La grande de seize ans, habituellement bonne élève, redoublait sa classe de 2nde, sans avoir la possibilité de faire appel de la décision du conseil de classe. Le cadet, lui, redoublait sa 5ème. Quant à la petite dernière, elle passait de justesse. Il était clair, aux yeux des parents, que leurs enfants avaient faits de cette année scolaire une année sabbatique.

Il fallait agir. Leur faire passer le goût des mauvaises notes était primordial ! Ils en discutèrent donc en couple et, à la fin de la semaine, leur décision était prise.

Chaque été, pour les vacances, la famille avait coutume de partir camper dans des campings tout confort. Une année à la mer, une année à la montagne, toujours dans des endroits très touristiques, fourmillant d’animations pour les petits et les grands. Mais cet été-là, il en irait autrement, décidèrent-ils. Pour leur punition, ils iraient dans un camping municipal à Besançon.

Quand les enfants apprirent la destination de leurs vacances, leurs visages s’allongèrent sous l’effet de la déception. Ils se mirent à bouder tout en maugréant des termes inintelligibles. Mais les parents tinrent bon et bientôt la caravane fut prête à être tractée.
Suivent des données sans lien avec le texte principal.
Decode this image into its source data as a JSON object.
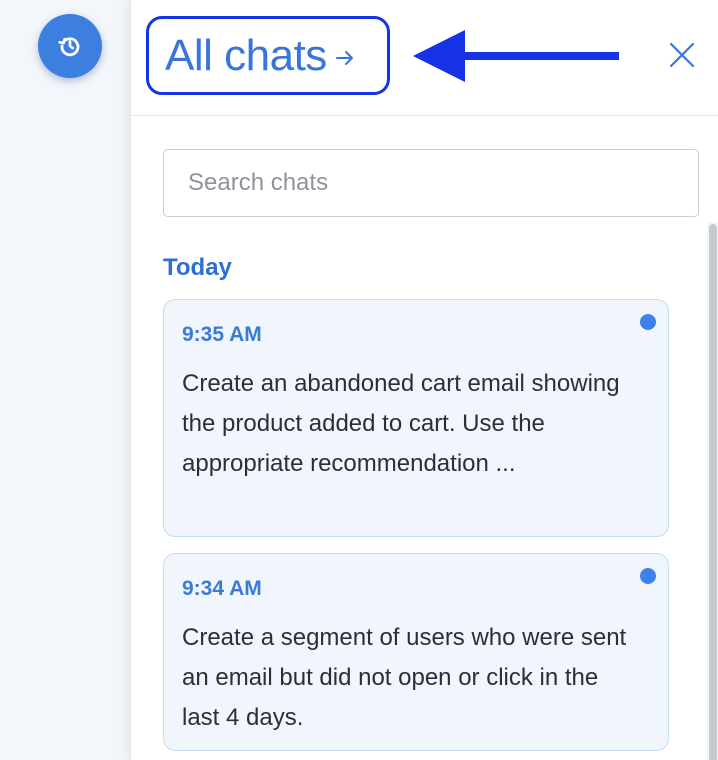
{
  "rail": {
    "history_button_icon": "history-icon"
  },
  "header": {
    "title": "All chats",
    "title_arrow_icon": "arrow-right-icon",
    "annotation_arrow_icon": "arrow-left-icon",
    "close_icon": "close-icon"
  },
  "search": {
    "placeholder": "Search chats",
    "value": ""
  },
  "sections": [
    {
      "label": "Today",
      "chats": [
        {
          "time": "9:35 AM",
          "preview": "Create an abandoned cart email showing the product added to cart. Use the appropriate recommendation ...",
          "unread": true
        },
        {
          "time": "9:34 AM",
          "preview": "Create a segment of users who were sent an email but did not open or click in the last 4 days.",
          "unread": true
        }
      ]
    }
  ],
  "colors": {
    "accent": "#3876dc",
    "annotation": "#1733e6",
    "card_bg": "#f1f6fd",
    "card_border": "#c6dcf3",
    "unread_dot": "#3d82e6"
  }
}
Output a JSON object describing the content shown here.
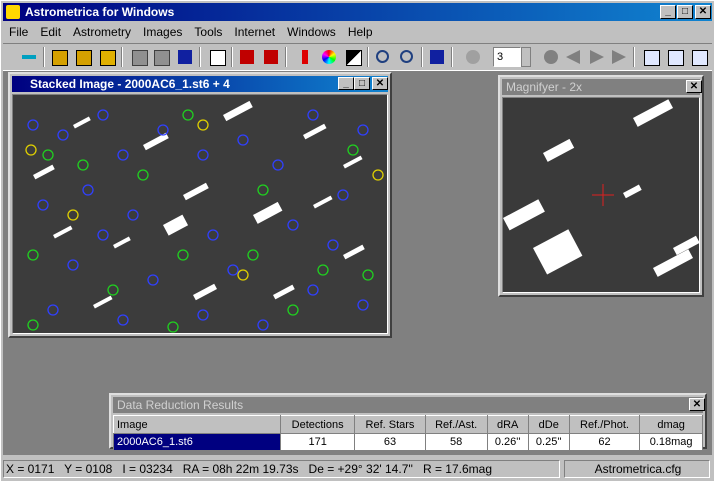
{
  "app": {
    "title": "Astrometrica for Windows"
  },
  "menu": [
    "File",
    "Edit",
    "Astrometry",
    "Images",
    "Tools",
    "Internet",
    "Windows",
    "Help"
  ],
  "toolbar": {
    "frame_count": "3"
  },
  "stacked_window": {
    "title": "Stacked Image - 2000AC6_1.st6 + 4"
  },
  "magnifier_window": {
    "title": "Magnifyer - 2x"
  },
  "results": {
    "title": "Data Reduction Results",
    "columns": [
      "Image",
      "Detections",
      "Ref. Stars",
      "Ref./Ast.",
      "dRA",
      "dDe",
      "Ref./Phot.",
      "dmag"
    ],
    "rows": [
      [
        "2000AC6_1.st6",
        "171",
        "63",
        "58",
        "0.26''",
        "0.25''",
        "62",
        "0.18mag"
      ]
    ]
  },
  "status": {
    "x": "X = 0171",
    "y": "Y = 0108",
    "i": "I = 03234",
    "ra": "RA = 08h 22m 19.73s",
    "de": "De = +29° 32' 14.7''",
    "r": "R = 17.6mag",
    "config": "Astrometrica.cfg"
  }
}
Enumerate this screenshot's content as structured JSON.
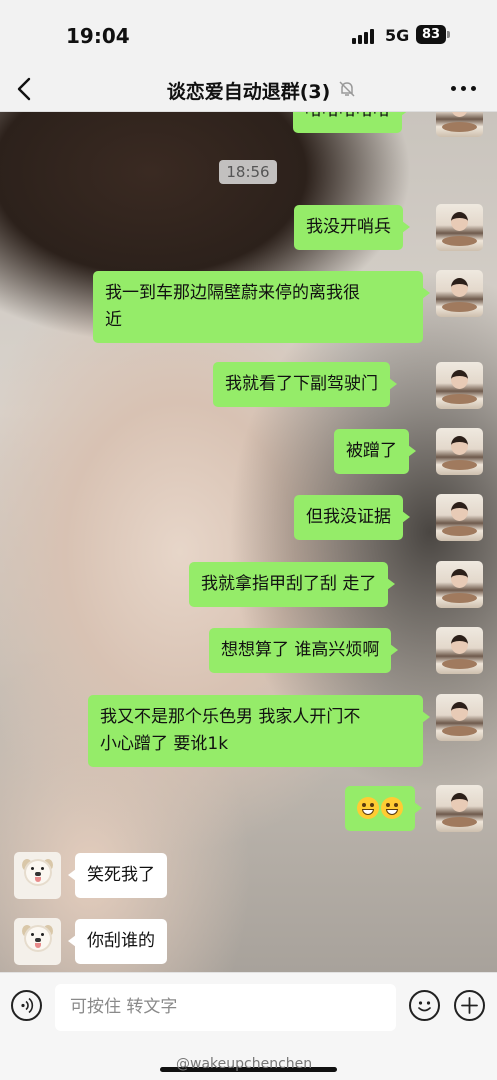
{
  "status": {
    "time": "19:04",
    "network": "5G",
    "battery": "83"
  },
  "header": {
    "title": "谈恋爱自动退群(3)",
    "icons": [
      "back-chevron-icon",
      "mute-bell-icon",
      "more-dots-icon"
    ]
  },
  "chat": {
    "partial_top_message": "哈哈哈哈哈",
    "timestamp": "18:56",
    "messages": [
      {
        "from": "me",
        "lines": [
          "我没开哨兵"
        ]
      },
      {
        "from": "me",
        "lines": [
          "我一到车那边隔壁蔚来停的离我很",
          "近"
        ]
      },
      {
        "from": "me",
        "lines": [
          "我就看了下副驾驶门"
        ]
      },
      {
        "from": "me",
        "lines": [
          "被蹭了"
        ]
      },
      {
        "from": "me",
        "lines": [
          "但我没证据"
        ]
      },
      {
        "from": "me",
        "lines": [
          "我就拿指甲刮了刮 走了"
        ]
      },
      {
        "from": "me",
        "lines": [
          "想想算了 谁高兴烦啊"
        ]
      },
      {
        "from": "me",
        "lines": [
          "我又不是那个乐色男 我家人开门不",
          "小心蹭了 要讹1k"
        ]
      },
      {
        "from": "me",
        "emoji": [
          "grin-emoji",
          "grin-emoji"
        ]
      },
      {
        "from": "other",
        "lines": [
          "笑死我了"
        ]
      },
      {
        "from": "other",
        "lines": [
          "你刮谁的"
        ]
      }
    ]
  },
  "input": {
    "placeholder": "可按住 转文字",
    "icons": [
      "voice-icon",
      "emoji-icon",
      "plus-icon"
    ]
  },
  "watermark": "@wakeupchenchen",
  "colors": {
    "bubble_out": "#95ec69",
    "bubble_in": "#ffffff",
    "bar_bg": "#f2f2f2"
  }
}
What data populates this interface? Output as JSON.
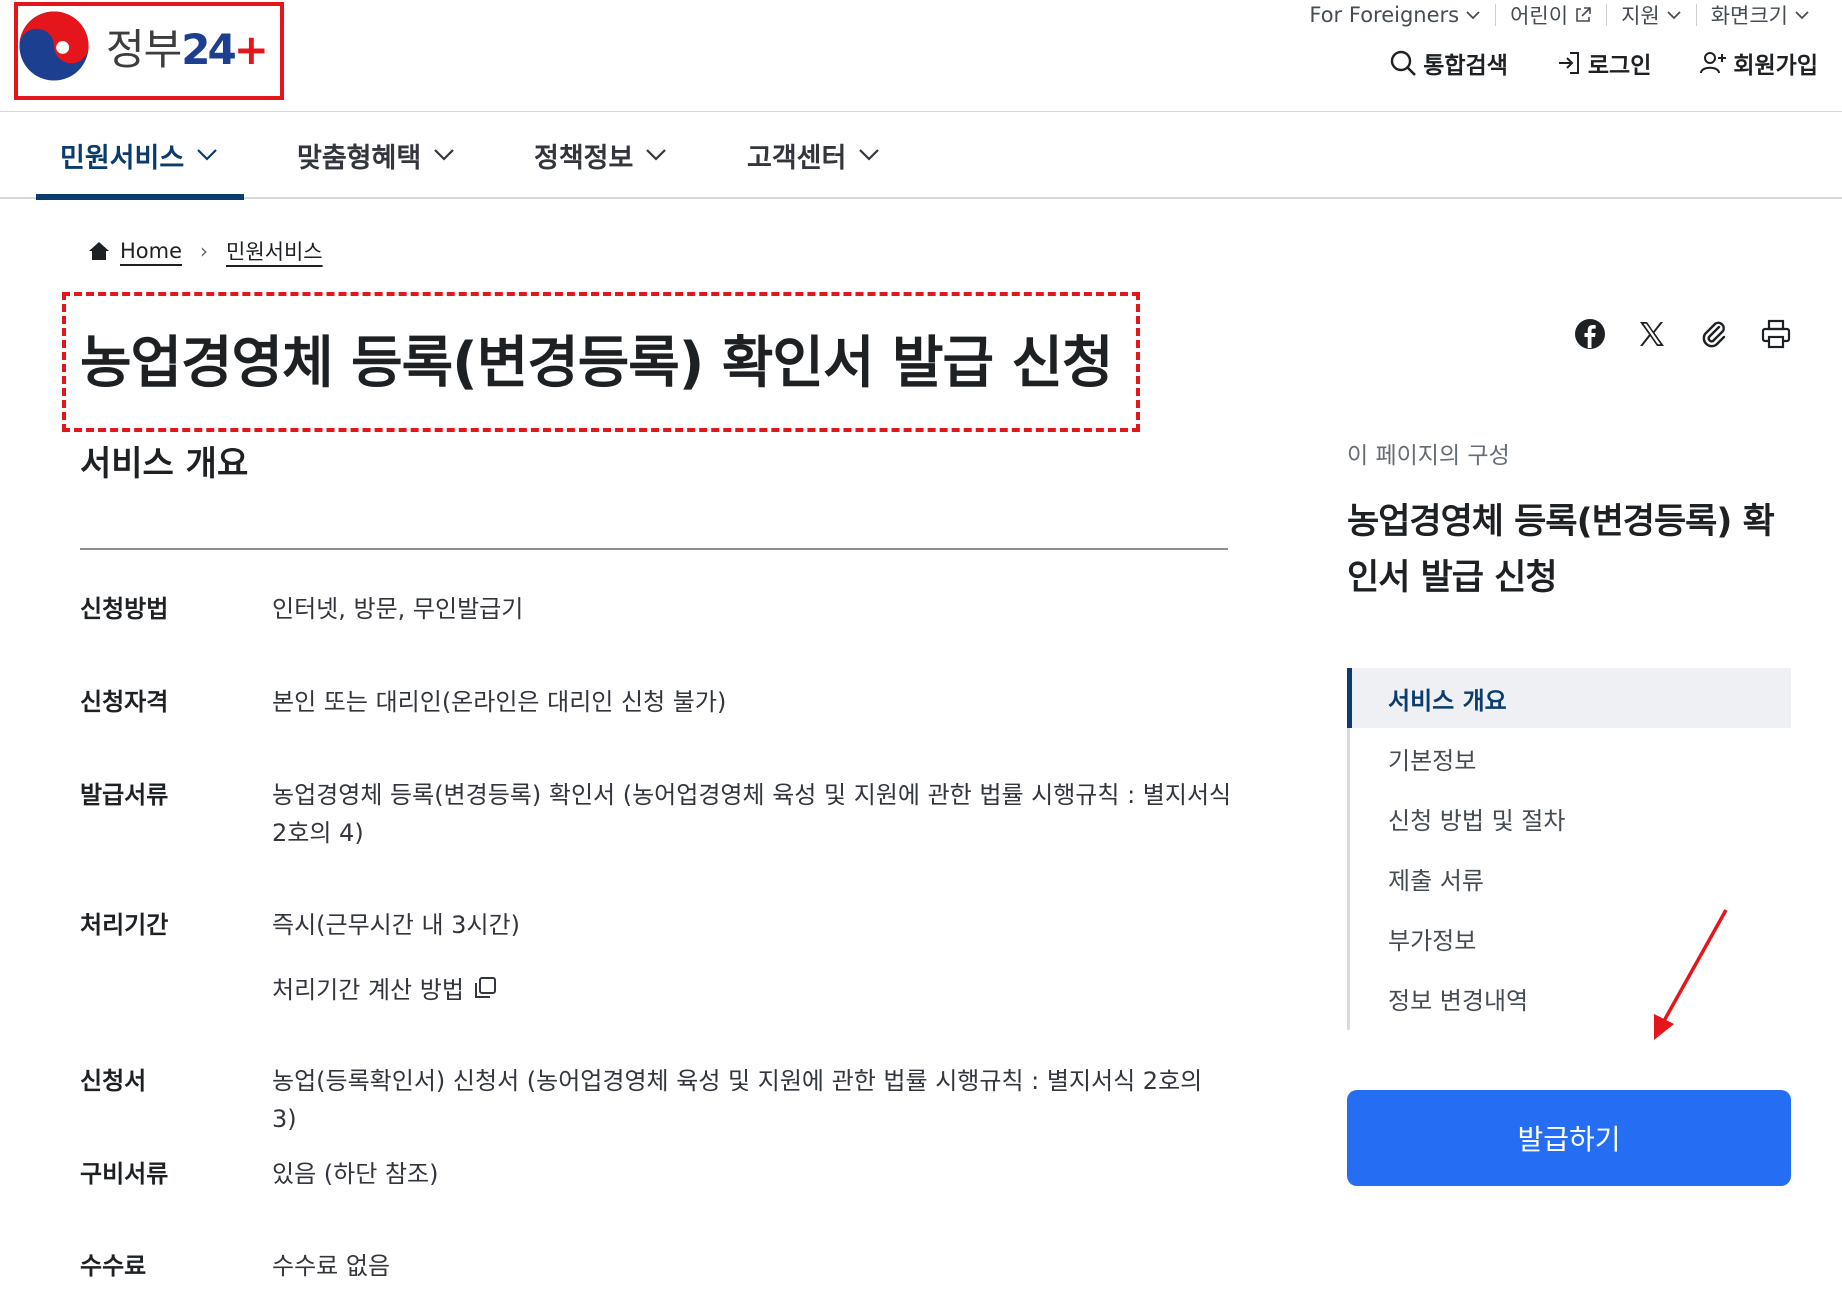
{
  "header": {
    "logo": {
      "text": "정부",
      "num": "24",
      "plus": "+"
    },
    "util_nav": [
      {
        "label": "For Foreigners",
        "icon": "chevron-down-icon"
      },
      {
        "label": "어린이",
        "icon": "external-link-icon"
      },
      {
        "label": "지원",
        "icon": "chevron-down-icon"
      },
      {
        "label": "화면크기",
        "icon": "chevron-down-icon"
      }
    ],
    "member_nav": [
      {
        "label": "통합검색",
        "icon": "search-icon"
      },
      {
        "label": "로그인",
        "icon": "login-icon"
      },
      {
        "label": "회원가입",
        "icon": "user-add-icon"
      }
    ]
  },
  "gnb": [
    {
      "label": "민원서비스",
      "active": true
    },
    {
      "label": "맞춤형혜택",
      "active": false
    },
    {
      "label": "정책정보",
      "active": false
    },
    {
      "label": "고객센터",
      "active": false
    }
  ],
  "breadcrumb": {
    "home": "Home",
    "current": "민원서비스"
  },
  "page": {
    "title": "농업경영체 등록(변경등록) 확인서 발급 신청"
  },
  "share": [
    "facebook-icon",
    "x-icon",
    "link-icon",
    "print-icon"
  ],
  "overview": {
    "title": "서비스 개요",
    "rows": [
      {
        "label": "신청방법",
        "value": "인터넷, 방문, 무인발급기"
      },
      {
        "label": "신청자격",
        "value": "본인 또는 대리인(온라인은 대리인 신청 불가)"
      },
      {
        "label": "발급서류",
        "value": "농업경영체 등록(변경등록) 확인서 (농어업경영체 육성 및 지원에 관한 법률 시행규칙 : 별지서식 2호의 4)"
      },
      {
        "label": "처리기간",
        "value": "즉시(근무시간 내 3시간)"
      },
      {
        "label": "신청서",
        "value": "농업(등록확인서) 신청서 (농어업경영체 육성 및 지원에 관한 법률 시행규칙 : 별지서식 2호의 3)"
      },
      {
        "label": "구비서류",
        "value": "있음 (하단 참조)"
      },
      {
        "label": "수수료",
        "value": "수수료 없음"
      }
    ],
    "calc_link": "처리기간 계산 방법"
  },
  "sidebar": {
    "caption": "이 페이지의 구성",
    "heading": "농업경영체 등록(변경등록) 확인서 발급 신청",
    "toc": [
      {
        "label": "서비스 개요",
        "active": true
      },
      {
        "label": "기본정보",
        "active": false
      },
      {
        "label": "신청 방법 및 절차",
        "active": false
      },
      {
        "label": "제출 서류",
        "active": false
      },
      {
        "label": "부가정보",
        "active": false
      },
      {
        "label": "정보 변경내역",
        "active": false
      }
    ],
    "issue_button": "발급하기"
  },
  "colors": {
    "primary_navy": "#0b3c6e",
    "button_blue": "#256ef4",
    "annotation_red": "#e4161b"
  }
}
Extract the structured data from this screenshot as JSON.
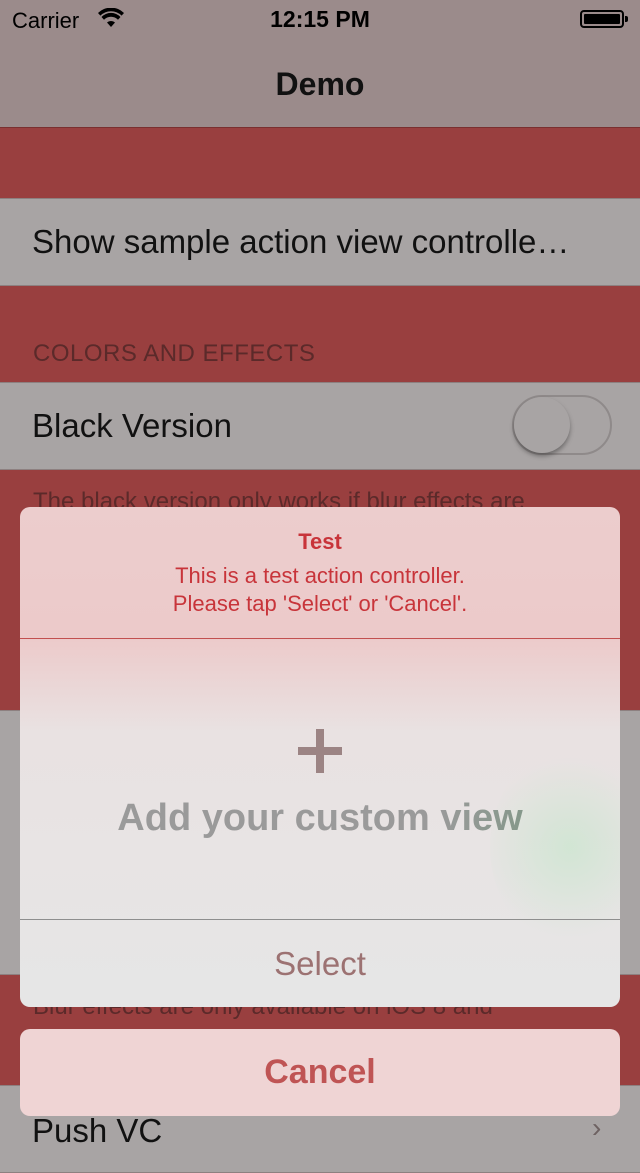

Le voyage se passa dans un silence pesant. Les enfants se demandaient à quoi ils allaient pouvoir occuper leurs journées une fois arrivés dans cette ville dont ils avaient vaguement entendu parler, tandis que les parents, eux, espéraient que cette expérience leur serve de leçon et les incite à travailler davantage à l’école dès la rentrée prochaine.

Une fois arrivés sur leur emplacement de camping, ils s’affairèrent à monter la caravane et le haut-vent dans lequel ils installèrent la chambre pour le cadet. Ensuite, ils s’attaquèrent au montage de la tente pour les deux filles. Quand ils eurent terminé, ils firent le tour du camping pour voir où ils allaient passer les deux prochaines semaines. Les parents furent ravis, ce qu’ils découvrirent contribuait largement au bon fonctionnement de leur plan de discipline. Les enfants, eux, n’en furent que plus moroses.

Les jours qui suivirent furent d’un ennui mortel. Rien ne se passait dans ce camping. Les journées se ressemblaient toutes et paraissaient si longues !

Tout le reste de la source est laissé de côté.